WHAT'S CURRENTLY SUPPORTED

  • sometime

    Returns full range of dates from the epoch to the latest-possible date (currently "Mon Jan 18 19:14:07 2038").

  • now

    Returns the current date and time.

  • today, tomorrow, yesterday

    Supported, with "the day before" and "the day after" accepted as modifiers. This means you can say relatively meaningless things like "the day after yesterday" and "the day before tomorrow", but they work.

  • day, morning, lunchtime, afternoon, evening, night

    These are all supported with "this" and "in the" as modifiers; relative times specified with "in the" (for morning, afternoon, and evening) disambiguate relative to the current time. For instance, if it's afternoon and "in the morning" is specified, this implies "tomorrow morning".

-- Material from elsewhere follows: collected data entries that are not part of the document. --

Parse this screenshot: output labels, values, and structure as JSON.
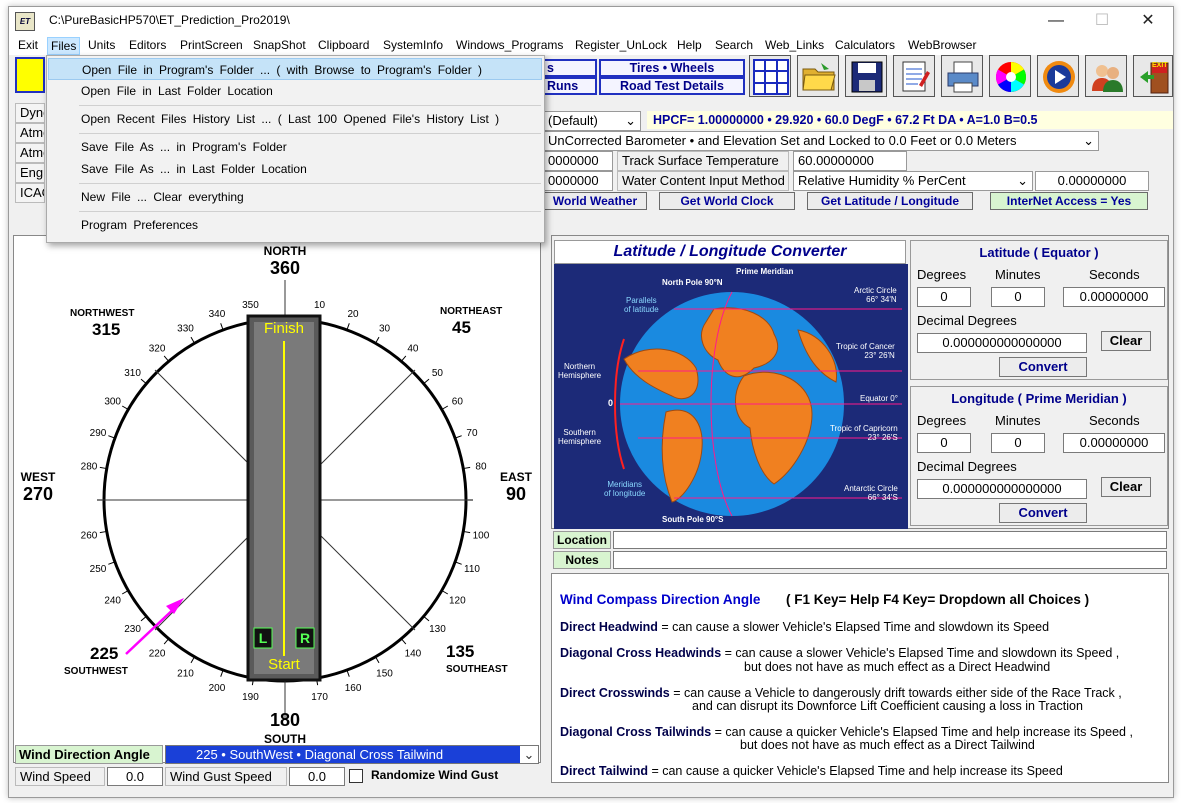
{
  "window": {
    "title": "C:\\PureBasicHP570\\ET_Prediction_Pro2019\\",
    "icon_text": "ET"
  },
  "menubar": [
    "Exit",
    "Files",
    "Units",
    "Editors",
    "PrintScreen",
    "SnapShot",
    "Clipboard",
    "SystemInfo",
    "Windows_Programs",
    "Register_UnLock",
    "Help",
    "Search",
    "Web_Links",
    "Calculators",
    "WebBrowser"
  ],
  "files_menu": {
    "items": [
      "Open File in Program's Folder ... ( with Browse to Program's Folder )",
      "Open File in Last Folder Location",
      "Open Recent Files History List ... ( Last 100 Opened File's History List )",
      "Save File As ... in Program's Folder",
      "Save File As ... in Last Folder Location",
      "New File ... Clear everything",
      "Program Preferences"
    ]
  },
  "toolbar": {
    "btn_s": "s",
    "btn_runs": "Runs",
    "btn_tires": "Tires  •  Wheels",
    "btn_road": "Road Test Details",
    "icons": [
      "grid-icon",
      "open-folder-icon",
      "save-disk-icon",
      "notepad-icon",
      "printer-icon",
      "color-wheel-icon",
      "media-player-icon",
      "users-icon",
      "exit-door-icon"
    ],
    "exit_label": "EXIT"
  },
  "left_labels": [
    "Dyno",
    "Atmo",
    "Atmo",
    "Engi",
    "ICAO"
  ],
  "settings": {
    "default_select": "(Default)",
    "hpcf": "HPCF= 1.00000000  •  29.920  •  60.0 DegF  •  67.2 Ft DA  •  A=1.0  B=0.5",
    "barometer_select": "UnCorrected Barometer  •  and  Elevation Set and Locked to 0.0 Feet or 0.0 Meters",
    "val1": "0000000",
    "val2": "0000000",
    "track_temp_label": "Track Surface Temperature",
    "track_temp_value": "60.00000000",
    "water_label": "Water Content Input Method",
    "humidity_select": "Relative Humidity  %  PerCent",
    "humidity_value": "0.00000000",
    "world_weather": "World Weather",
    "world_clock": "Get World Clock",
    "latlon_btn": "Get Latitude / Longitude",
    "internet": "InterNet Access = Yes"
  },
  "compass": {
    "north": "NORTH",
    "north_deg": "360",
    "south": "SOUTH",
    "south_deg": "180",
    "east": "EAST",
    "east_deg": "90",
    "west": "WEST",
    "west_deg": "270",
    "northeast": "NORTHEAST",
    "northeast_deg": "45",
    "northwest": "NORTHWEST",
    "northwest_deg": "315",
    "southeast": "SOUTHEAST",
    "southeast_deg": "135",
    "southwest": "SOUTHWEST",
    "southwest_deg": "225",
    "track_finish": "Finish",
    "track_start": "Start",
    "lane_left": "L",
    "lane_right": "R",
    "ticks": [
      "10",
      "20",
      "30",
      "40",
      "50",
      "60",
      "70",
      "80",
      "100",
      "110",
      "120",
      "130",
      "140",
      "150",
      "160",
      "170",
      "190",
      "200",
      "210",
      "220",
      "230",
      "240",
      "250",
      "260",
      "280",
      "290",
      "300",
      "310",
      "320",
      "330",
      "340",
      "350"
    ]
  },
  "wind": {
    "direction_label": "Wind Direction Angle",
    "direction_value": "225  •  SouthWest  •  Diagonal Cross Tailwind",
    "speed_label": "Wind Speed",
    "speed_value": "0.0",
    "gust_label": "Wind Gust Speed",
    "gust_value": "0.0",
    "randomize_label": "Randomize Wind Gust"
  },
  "converter": {
    "title": "Latitude / Longitude  Converter",
    "globe_labels": {
      "north_pole": "North Pole 90°N",
      "prime_meridian": "Prime Meridian",
      "parallels": "Parallels\nof latitude",
      "arctic": "Arctic Circle\n66° 34'N",
      "cancer": "Tropic of Cancer\n23° 26'N",
      "equator": "Equator 0°",
      "capricorn": "Tropic of Capricorn\n23° 26'S",
      "antarctic": "Antarctic Circle\n66° 34'S",
      "northern": "Northern\nHemisphere",
      "southern": "Southern\nHemisphere",
      "zero": "0",
      "meridians": "Meridians\nof longitude",
      "south_pole": "South Pole 90°S"
    },
    "lat_head": "Latitude ( Equator )",
    "lon_head": "Longitude ( Prime Meridian )",
    "degrees": "Degrees",
    "minutes": "Minutes",
    "seconds": "Seconds",
    "decimal": "Decimal  Degrees",
    "lat_deg": "0",
    "lat_min": "0",
    "lat_sec": "0.00000000",
    "lat_dec": "0.000000000000000",
    "lon_deg": "0",
    "lon_min": "0",
    "lon_sec": "0.00000000",
    "lon_dec": "0.000000000000000",
    "clear": "Clear",
    "convert": "Convert"
  },
  "location_label": "Location",
  "notes_label": "Notes",
  "help": {
    "title": "Wind Compass Direction Angle",
    "keys": "( F1 Key= Help   F4 Key= Dropdown all Choices )",
    "lines": [
      {
        "b": "Direct Headwind",
        "t": " = can cause a slower Vehicle's Elapsed Time and slowdown its Speed"
      },
      {
        "b": "Diagonal Cross Headwinds",
        "t": " = can cause a slower Vehicle's Elapsed Time and slowdown its Speed ,"
      },
      {
        "b": "",
        "t": "but does not have as much effect as a Direct Headwind"
      },
      {
        "b": "Direct Crosswinds",
        "t": " = can cause a Vehicle to dangerously drift towards either side of the Race Track ,"
      },
      {
        "b": "",
        "t": "and can disrupt its Downforce Lift Coefficient causing a loss in Traction"
      },
      {
        "b": "Diagonal Cross Tailwinds",
        "t": " = can cause a quicker Vehicle's Elapsed Time and help increase its Speed ,"
      },
      {
        "b": "",
        "t": "but does not have as much effect as a Direct Tailwind"
      },
      {
        "b": "Direct Tailwind",
        "t": " = can cause a quicker Vehicle's Elapsed Time and help increase its Speed"
      }
    ]
  }
}
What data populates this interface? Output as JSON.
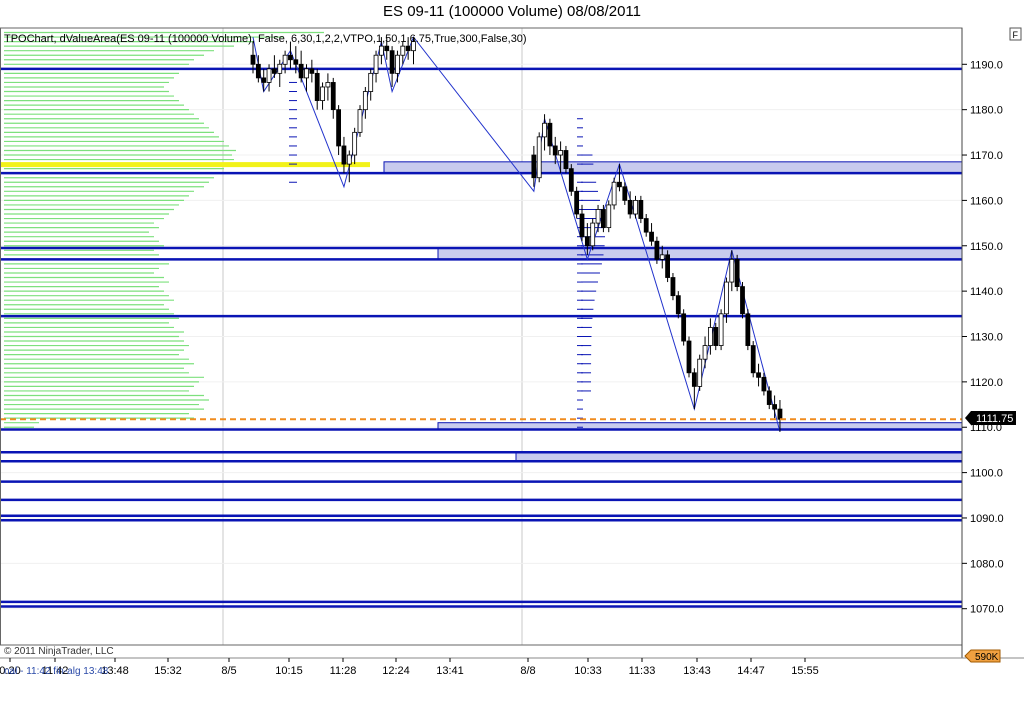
{
  "window": {
    "title": "ES 09-11 (100000 Volume)  08/08/2011",
    "panel_button": "F"
  },
  "indicator": {
    "label": "TPOChart, dValueArea(ES 09-11 (100000 Volume), False, 6,30,1,2,2,VTPO,1,50,1,6.75,True,300,False,30)"
  },
  "footer": {
    "copyright": "© 2011 NinjaTrader, LLC",
    "bottom_left": "nal - 11:42 fin-alg 13:48",
    "volume_badge": "590K"
  },
  "colors": {
    "candle_up": "#ffffff",
    "candle_down": "#000000",
    "zigzag": "#2233cc",
    "level_line": "#0a14b4",
    "zone_fill": "#c8cbee",
    "profile": "#7de07d",
    "poc": "#f2f21a",
    "last_price_line": "#f08c1e",
    "last_price_badge": "#000000"
  },
  "chart_data": {
    "type": "candlestick",
    "ylim": [
      1062,
      1198
    ],
    "y_ticks": [
      1070,
      1080,
      1090,
      1100,
      1110,
      1120,
      1130,
      1140,
      1150,
      1160,
      1170,
      1180,
      1190
    ],
    "x_tick_labels": [
      "0:20",
      "11:42",
      "13:48",
      "15:32",
      "8/5",
      "10:15",
      "11:28",
      "12:24",
      "13:41",
      "8/8",
      "10:33",
      "11:33",
      "13:43",
      "14:47",
      "15:55"
    ],
    "session_breaks": [
      "8/5",
      "8/8"
    ],
    "last_price": 1111.75,
    "last_price_label": "1111.75",
    "horizontal_levels": [
      1189,
      1166,
      1149.5,
      1147,
      1134.5,
      1109.5,
      1104.5,
      1102.5,
      1098,
      1094,
      1090.5,
      1089.5,
      1071.5,
      1070.5
    ],
    "zones": [
      {
        "from": 1166,
        "to": 1168.5,
        "start": "12:24"
      },
      {
        "from": 1147,
        "to": 1149.5,
        "start": "13:41"
      },
      {
        "from": 1109.5,
        "to": 1111,
        "start": "13:41"
      },
      {
        "from": 1102.5,
        "to": 1104.5,
        "start": "8/8"
      }
    ],
    "poc_level": 1168,
    "volume_profile": {
      "low": 1110,
      "step": 1,
      "lengths": [
        30,
        35,
        190,
        185,
        200,
        195,
        205,
        200,
        185,
        190,
        195,
        200,
        185,
        180,
        190,
        185,
        175,
        180,
        185,
        180,
        175,
        180,
        170,
        165,
        175,
        170,
        165,
        160,
        170,
        165,
        160,
        155,
        165,
        160,
        150,
        155,
        165,
        160,
        155,
        150,
        160,
        155,
        150,
        145,
        155,
        150,
        160,
        165,
        170,
        175,
        180,
        185,
        190,
        200,
        205,
        210,
        215,
        220,
        225,
        230,
        228,
        232,
        225,
        220,
        215,
        210,
        205,
        200,
        195,
        190,
        185,
        180,
        175,
        170,
        165,
        160,
        165,
        170,
        175,
        180,
        185,
        190,
        200,
        210,
        230,
        250,
        280,
        320,
        360,
        380,
        380,
        360,
        330,
        300
      ]
    },
    "candles": [
      {
        "o": 1192,
        "h": 1195,
        "l": 1188,
        "c": 1190
      },
      {
        "o": 1190,
        "h": 1192,
        "l": 1186,
        "c": 1187
      },
      {
        "o": 1187,
        "h": 1189,
        "l": 1184,
        "c": 1186
      },
      {
        "o": 1186,
        "h": 1190,
        "l": 1184,
        "c": 1189
      },
      {
        "o": 1189,
        "h": 1192,
        "l": 1187,
        "c": 1188
      },
      {
        "o": 1188,
        "h": 1191,
        "l": 1185,
        "c": 1190
      },
      {
        "o": 1190,
        "h": 1193,
        "l": 1188,
        "c": 1192
      },
      {
        "o": 1192,
        "h": 1195,
        "l": 1189,
        "c": 1191
      },
      {
        "o": 1191,
        "h": 1194,
        "l": 1188,
        "c": 1190
      },
      {
        "o": 1190,
        "h": 1193,
        "l": 1186,
        "c": 1187
      },
      {
        "o": 1187,
        "h": 1190,
        "l": 1184,
        "c": 1189
      },
      {
        "o": 1189,
        "h": 1191,
        "l": 1186,
        "c": 1188
      },
      {
        "o": 1188,
        "h": 1189,
        "l": 1180,
        "c": 1182
      },
      {
        "o": 1182,
        "h": 1186,
        "l": 1180,
        "c": 1185
      },
      {
        "o": 1185,
        "h": 1188,
        "l": 1182,
        "c": 1186
      },
      {
        "o": 1186,
        "h": 1187,
        "l": 1178,
        "c": 1180
      },
      {
        "o": 1180,
        "h": 1181,
        "l": 1170,
        "c": 1172
      },
      {
        "o": 1172,
        "h": 1174,
        "l": 1166,
        "c": 1168
      },
      {
        "o": 1168,
        "h": 1171,
        "l": 1164,
        "c": 1170
      },
      {
        "o": 1170,
        "h": 1176,
        "l": 1168,
        "c": 1175
      },
      {
        "o": 1175,
        "h": 1181,
        "l": 1174,
        "c": 1180
      },
      {
        "o": 1180,
        "h": 1185,
        "l": 1178,
        "c": 1184
      },
      {
        "o": 1184,
        "h": 1189,
        "l": 1182,
        "c": 1188
      },
      {
        "o": 1188,
        "h": 1193,
        "l": 1186,
        "c": 1192
      },
      {
        "o": 1192,
        "h": 1196,
        "l": 1190,
        "c": 1194
      },
      {
        "o": 1194,
        "h": 1196,
        "l": 1191,
        "c": 1193
      },
      {
        "o": 1193,
        "h": 1194,
        "l": 1185,
        "c": 1188
      },
      {
        "o": 1188,
        "h": 1193,
        "l": 1186,
        "c": 1192
      },
      {
        "o": 1192,
        "h": 1195,
        "l": 1190,
        "c": 1194
      },
      {
        "o": 1194,
        "h": 1196,
        "l": 1191,
        "c": 1193
      },
      {
        "o": 1193,
        "h": 1196,
        "l": 1190,
        "c": 1195
      },
      {
        "o": 1170,
        "h": 1172,
        "l": 1163,
        "c": 1165
      },
      {
        "o": 1165,
        "h": 1175,
        "l": 1164,
        "c": 1174
      },
      {
        "o": 1174,
        "h": 1179,
        "l": 1171,
        "c": 1177
      },
      {
        "o": 1177,
        "h": 1178,
        "l": 1170,
        "c": 1172
      },
      {
        "o": 1172,
        "h": 1174,
        "l": 1168,
        "c": 1170
      },
      {
        "o": 1170,
        "h": 1173,
        "l": 1166,
        "c": 1171
      },
      {
        "o": 1171,
        "h": 1172,
        "l": 1166,
        "c": 1167
      },
      {
        "o": 1167,
        "h": 1168,
        "l": 1161,
        "c": 1162
      },
      {
        "o": 1162,
        "h": 1163,
        "l": 1156,
        "c": 1157
      },
      {
        "o": 1157,
        "h": 1159,
        "l": 1151,
        "c": 1152
      },
      {
        "o": 1152,
        "h": 1155,
        "l": 1148,
        "c": 1150
      },
      {
        "o": 1150,
        "h": 1156,
        "l": 1149,
        "c": 1155
      },
      {
        "o": 1155,
        "h": 1159,
        "l": 1153,
        "c": 1158
      },
      {
        "o": 1158,
        "h": 1159,
        "l": 1153,
        "c": 1154
      },
      {
        "o": 1154,
        "h": 1160,
        "l": 1153,
        "c": 1159
      },
      {
        "o": 1159,
        "h": 1165,
        "l": 1158,
        "c": 1164
      },
      {
        "o": 1164,
        "h": 1168,
        "l": 1162,
        "c": 1163
      },
      {
        "o": 1163,
        "h": 1164,
        "l": 1159,
        "c": 1160
      },
      {
        "o": 1160,
        "h": 1162,
        "l": 1156,
        "c": 1157
      },
      {
        "o": 1157,
        "h": 1161,
        "l": 1156,
        "c": 1160
      },
      {
        "o": 1160,
        "h": 1161,
        "l": 1155,
        "c": 1156
      },
      {
        "o": 1156,
        "h": 1157,
        "l": 1152,
        "c": 1153
      },
      {
        "o": 1153,
        "h": 1155,
        "l": 1150,
        "c": 1151
      },
      {
        "o": 1151,
        "h": 1152,
        "l": 1146,
        "c": 1147
      },
      {
        "o": 1147,
        "h": 1150,
        "l": 1145,
        "c": 1148
      },
      {
        "o": 1148,
        "h": 1149,
        "l": 1142,
        "c": 1143
      },
      {
        "o": 1143,
        "h": 1144,
        "l": 1138,
        "c": 1139
      },
      {
        "o": 1139,
        "h": 1140,
        "l": 1134,
        "c": 1135
      },
      {
        "o": 1135,
        "h": 1136,
        "l": 1128,
        "c": 1129
      },
      {
        "o": 1129,
        "h": 1130,
        "l": 1121,
        "c": 1122
      },
      {
        "o": 1122,
        "h": 1123,
        "l": 1114,
        "c": 1119
      },
      {
        "o": 1119,
        "h": 1126,
        "l": 1118,
        "c": 1125
      },
      {
        "o": 1125,
        "h": 1130,
        "l": 1123,
        "c": 1128
      },
      {
        "o": 1128,
        "h": 1134,
        "l": 1126,
        "c": 1132
      },
      {
        "o": 1132,
        "h": 1133,
        "l": 1127,
        "c": 1128
      },
      {
        "o": 1128,
        "h": 1136,
        "l": 1127,
        "c": 1135
      },
      {
        "o": 1135,
        "h": 1143,
        "l": 1133,
        "c": 1142
      },
      {
        "o": 1142,
        "h": 1149,
        "l": 1140,
        "c": 1147
      },
      {
        "o": 1147,
        "h": 1148,
        "l": 1140,
        "c": 1141
      },
      {
        "o": 1141,
        "h": 1142,
        "l": 1134,
        "c": 1135
      },
      {
        "o": 1135,
        "h": 1136,
        "l": 1127,
        "c": 1128
      },
      {
        "o": 1128,
        "h": 1129,
        "l": 1121,
        "c": 1122
      },
      {
        "o": 1122,
        "h": 1124,
        "l": 1119,
        "c": 1121
      },
      {
        "o": 1121,
        "h": 1122,
        "l": 1117,
        "c": 1118
      },
      {
        "o": 1118,
        "h": 1119,
        "l": 1114,
        "c": 1115
      },
      {
        "o": 1115,
        "h": 1117,
        "l": 1112,
        "c": 1114
      },
      {
        "o": 1114,
        "h": 1116,
        "l": 1109,
        "c": 1111.75
      }
    ],
    "zigzag": [
      1196,
      1184,
      1193,
      1163,
      1195,
      1184,
      1196,
      1162,
      1178,
      1147,
      1168,
      1114,
      1149,
      1109
    ]
  }
}
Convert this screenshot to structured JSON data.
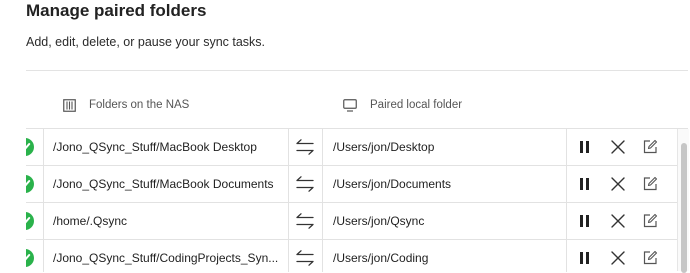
{
  "page": {
    "title": "Manage paired folders",
    "subtitle": "Add, edit, delete, or pause your sync tasks."
  },
  "columns": {
    "nas": {
      "label": "Folders on the NAS",
      "icon": "nas-server-icon"
    },
    "local": {
      "label": "Paired local folder",
      "icon": "monitor-icon"
    }
  },
  "rows": [
    {
      "nas_path": "/Jono_QSync_Stuff/MacBook Desktop",
      "local_path": "/Users/jon/Desktop",
      "status": "synced"
    },
    {
      "nas_path": "/Jono_QSync_Stuff/MacBook Documents",
      "local_path": "/Users/jon/Documents",
      "status": "synced"
    },
    {
      "nas_path": "/home/.Qsync",
      "local_path": "/Users/jon/Qsync",
      "status": "synced"
    },
    {
      "nas_path": "/Jono_QSync_Stuff/CodingProjects_Syn...",
      "local_path": "/Users/jon/Coding",
      "status": "synced"
    }
  ],
  "row_icons": {
    "status": "checkmark-icon",
    "sync_direction": "sync-arrows-icon",
    "pause": "pause-icon",
    "remove": "close-icon",
    "edit": "edit-icon"
  },
  "colors": {
    "status_green": "#2ab24b",
    "divider": "#e2e2e2",
    "text": "#1f1f1f"
  }
}
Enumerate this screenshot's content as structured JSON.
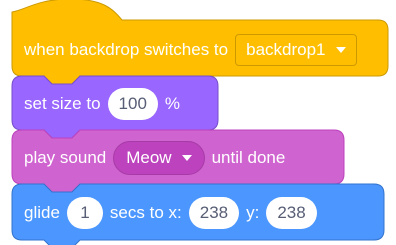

  • this week, last week, this month, last month

    "This" means the week or month which includes the current day. Weeks begin on Monday and end of Sunday. "Last" means the week or month preceeding "this week/month".

  • january 2007, dec 2005, jul 1982

    A month name followed by a four-digit year.

  • "ago" and "from now"

    Offsets in days, weeks, months, and years are accepted.

  • "in xxx (unit)(s)" and "in xxx (units) time"

    Offsets in days, weeks, months, and years are supported.

If you enter something it can't parse, it'll return an error code and an explanation instead of two epoch time values. Error code -1 means "You entered gibberish", error code -2 means "you entered something ambiguous", and the explanation will tell you how to disambiguate it.

DEPENDENCIES

  • Lingua::EN::Words2Nums

    Any of the phrases that use an English word for a number require that Lingua::EN::Words2Nums be installed. If those phrases are not used, the module is optional.

  • Date::Calc

    Used to do all that messy date math.

BUGS

  • Parsing is limited. Some relatively complicated things work fine, but some simple things do not.

  • The time-of-day words ("morning", "afternoon", "evening", "night", and "lunchtime") should accept relative modifiers (e.g., "lunchtime tomorrow", "yesterday evening"), but don't.

  • The API is much too C-like. We should probably throw a structured exception instead of returning a failure code.

AUTHOR

Simon Cozens, simon@cpan.org Joe McMahon, mcmahon@cpan.org Major contributions by Michael Hendrix (mndrix@cpan.org) (Thanks!)

LEGAL

Copyright (C) 2002 by Simon Cozens; Copyright (c) 2005-2013 by Joe McMahon

This library is free software; you can redistribute it and/or modify it under the same terms as Perl itself, either Perl version 5.8.5 or, at your option, any later version of Perl 5 you may have available.